Furthermore, we believe that the Butler case does not involve an automobile accident as that term is commonly understood. The Superior Court held that the absence of such an accident was fatal to no-fault recovery in Camacho and the Pennsylvania Supreme Court affirmed that decision. The Butler case involves an electrical accident not an automobile accident.
Plaintiff cites Utica Mutual Insurance Company v. Contrisciane, 504 Pa. 328, 473 A.2d 1005 (1984), as establishing specific criteria for determining when one is “occupying” a motor vehicle for purposes of uninsured motorist coverage. Contrary to plaintiff’s assertion, however, we believe that the Butler case does not meet the criteria articulated in that decision. The very first element of the Pennsyl[420]*420vania Supreme Court test is that there be “a causal relation or connection between the injury and use of the uninsured vehicle” Id. at 336, 473 A.2d at 1009. Although Utica dealt with uninsured motorist coverage, this holding, reinforced by the court’s per-curiam affirmation of the Superior Court’s decision in Camacho, solidifies our belief that the automobile insurance legislation was intended only for injuries causally connected to a motor vehicle.
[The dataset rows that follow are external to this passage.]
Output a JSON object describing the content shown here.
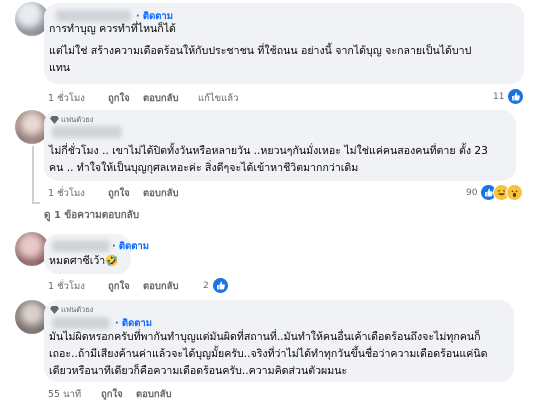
{
  "comments": [
    {
      "follow_label": "· ติดตาม",
      "lines": [
        "การทำบุญ ควรทำที่ไหนก็ได้",
        "แต่ไม่ใช่ สร้างความเดือดร้อนให้กับประชาชน ที่ใช้ถนน อย่างนี้ จากได้บุญ จะกลายเป็นได้บาป",
        "แทน"
      ],
      "time": "1 ชั่วโมง",
      "like": "ถูกใจ",
      "reply": "ตอบกลับ",
      "edited": "แก้ไขแล้ว",
      "reaction_count": "11"
    },
    {
      "badge": "แฟนตัวยง",
      "lines": [
        "ไม่กี่ชั่วโมง .. เขาไม่ได้ปิดทั้งวันหรือหลายวัน ..หยวนๆกันมั่งเหอะ ไม่ใช่แค่คนสองคนที่ตาย ตั้ง 23",
        "คน .. ทำใจให้เป็นบุญกุศลเหอะค่ะ สิ่งดีๆจะได้เข้าหาชีวิตมากกว่าเดิม"
      ],
      "time": "1 ชั่วโมง",
      "like": "ถูกใจ",
      "reply": "ตอบกลับ",
      "reaction_count": "90",
      "view_replies": "ดู 1 ข้อความตอบกลับ"
    },
    {
      "follow_label": "· ติดตาม",
      "lines": [
        "หมดศาซีเว้า🤣"
      ],
      "time": "1 ชั่วโมง",
      "like": "ถูกใจ",
      "reply": "ตอบกลับ",
      "reaction_count": "2"
    },
    {
      "badge": "แฟนตัวยง",
      "follow_label": "· ติดตาม",
      "lines": [
        "มันไม่ผิดหรอกครับที่พากันทำบุญแต่มันผิดที่สถานที่..มันทำให้คนอื่นเค้าเดือดร้อนถึงจะไม่ทุกคนก็",
        "เถอะ..ถ้ามีเสียงค้านค่าแล้วจะได้บุญมั้ยครับ..จริงที่ว่าไม่ได้ทำทุกวันขึ้นชื่อว่าความเดือดร้อนแค่นิด",
        "เดียวหรือนาทีเดียวก็คือความเดือดร้อนครับ..ความคิดส่วนตัวผมนะ"
      ],
      "time": "55 นาที",
      "like": "ถูกใจ",
      "reply": "ตอบกลับ"
    }
  ],
  "icons": {
    "like": "like-icon",
    "haha": "haha-icon",
    "badge": "diamond-badge-icon"
  },
  "colors": {
    "bubble": "#f0f2f5",
    "link": "#0866ff",
    "meta": "#65676b",
    "like": "#1b74e4"
  }
}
Having found no causal connection between the electrocution of Mr. Butler and the maintenance or use of a motor vehicle, we believe that defendants Allstate Insurance Company and Pennsylvania Assigned Claims are entitled to summary judgment.
Hence this
ORDER
And now, this March 31, 1986, the summary judgment motions of defendants Allstate Insurance Company and Pennsylvania Assigned Claims are granted thereby precluding the recovery by plaintiff of no-fault benefits from defendants Allstate Insurance Company and Pennsylvania Assigned Claims.